Pourtant, malgré ses multiples défauts et des critiques parfaitement justifiées, l’EHPAD est et devrait rester un élément essentiel de notre politique nationale concernant les personnes âgées.
L’EHPAD qui remplissait à l’origine, dans sa dénomination d’hospice, un simple hébergement, notamment à destination de personnes ayant des difficultés sociales, accomplit aujourd’hui une mission d’accompagnement de vie, d’accompagnement et de soutien aux pertes d’autonomie, d’accompagnement médical, psychologique, et, également, d’une véritable action de « soins palliatifs de nature médico-sociale », et cela lors de la fin de vie de la personne âgée hébergée.
Le maintien à domicile malgré son image positive et ses nombreux avantages ne peut pas constituer une solution à toutes les personnes âgées en pertes d’autonomie. Les investissements nécessaires sont vastes : près de deux millions de logements devraient être adaptés pour des personnes âgées en possibilité de demeurer chez elles dans de bonnes conditions malgré des pertes d’autonomie et l’accès au soin et services est un défi considérable et probablement impossible à relever. L’EHPAD reste donc une bonne et parfois unique solution pour un très grand nombre des personnes âgées et sa logique (concentration des moyens et de personnel professionnel) est parfaitement adaptée à un avenir où les besoins croissent et la main d’œuvre se raréfie et se renchérit.

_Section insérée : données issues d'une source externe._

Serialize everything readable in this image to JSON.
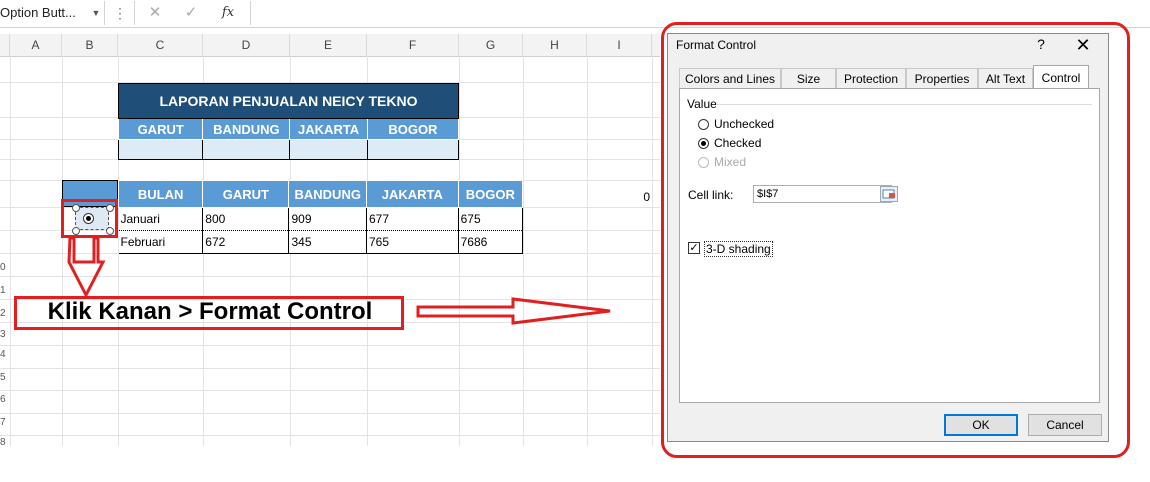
{
  "formula_bar": {
    "name_box": "Option Butt...",
    "name_box_arrow": "▼",
    "dots": "⋮",
    "cancel_glyph": "✕",
    "enter_glyph": "✓",
    "fx_glyph": "fx"
  },
  "spreadsheet": {
    "columns": [
      "A",
      "B",
      "C",
      "D",
      "E",
      "F",
      "G",
      "H",
      "I"
    ],
    "row_numbers": [
      "0",
      "1",
      "2",
      "3",
      "4",
      "5",
      "6",
      "7",
      "8"
    ],
    "i_cell_value": "0"
  },
  "report1": {
    "title": "LAPORAN PENJUALAN NEICY TEKNO",
    "headers": [
      "GARUT",
      "BANDUNG",
      "JAKARTA",
      "BOGOR"
    ]
  },
  "report2": {
    "headers": [
      "BULAN",
      "GARUT",
      "BANDUNG",
      "JAKARTA",
      "BOGOR"
    ],
    "rows": [
      [
        "Januari",
        "800",
        "909",
        "677",
        "675"
      ],
      [
        "Februari",
        "672",
        "345",
        "765",
        "7686"
      ]
    ]
  },
  "annotation": {
    "callout": "Klik Kanan > Format Control",
    "color": "#e02020"
  },
  "dialog": {
    "title": "Format Control",
    "help": "?",
    "close": "✕",
    "tabs": [
      "Colors and Lines",
      "Size",
      "Protection",
      "Properties",
      "Alt Text",
      "Control"
    ],
    "active_tab": "Control",
    "value_group_label": "Value",
    "options": {
      "unchecked": "Unchecked",
      "checked": "Checked",
      "mixed": "Mixed",
      "selected": "Checked"
    },
    "cell_link_label": "Cell link:",
    "cell_link_value": "$I$7",
    "shading_label": "3-D shading",
    "shading_checked": true,
    "check_glyph": "✓",
    "ok_label": "OK",
    "cancel_label": "Cancel"
  }
}
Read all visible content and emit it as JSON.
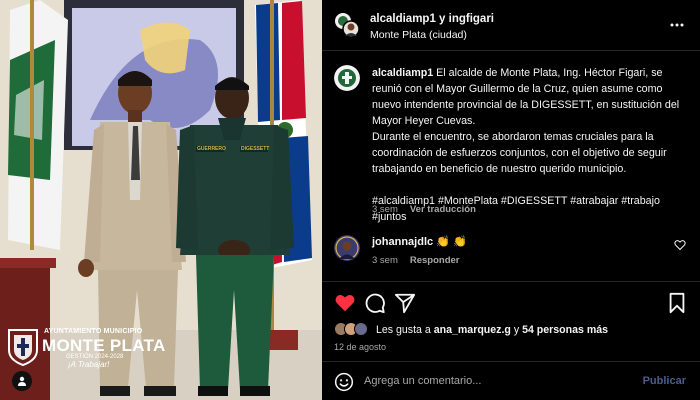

En conclusion, il apparaît que le domicile représente bien la formule la plus adéquate pour la personne âgée et très âgée et devrait connaître, dans les années à venir, une très forte attractivité, au regard des innovations importantes en termes d’accompagnement de personnes âgées, ainsi que des constats négatifs, réguliers, portés sur les EHPAD. La dernière pandémie, rajoutée aux révélations scandaleuses sur les dysfonctionnements de certains établissements, portés par les réflexions parlementaires sur leurs difficultés de fonctionnement, tout cela devrait à terme conduire à ralentir l’entrée en EHPAD. Cependant, une solution 100% « maintien à domicile » est impossible et ne le sera jamais. Nous aurons donc toujours besoin des institutions de type EHPAD ce qui veut dire que nous sommes obligés de maintenir cette filière avec ses compétences, ses métiers, ses carrières, ses modèles économiques et formations. L’EHPAD est et restera un maillon essentiel de l’écosystème de la dépendance des personnes âgées.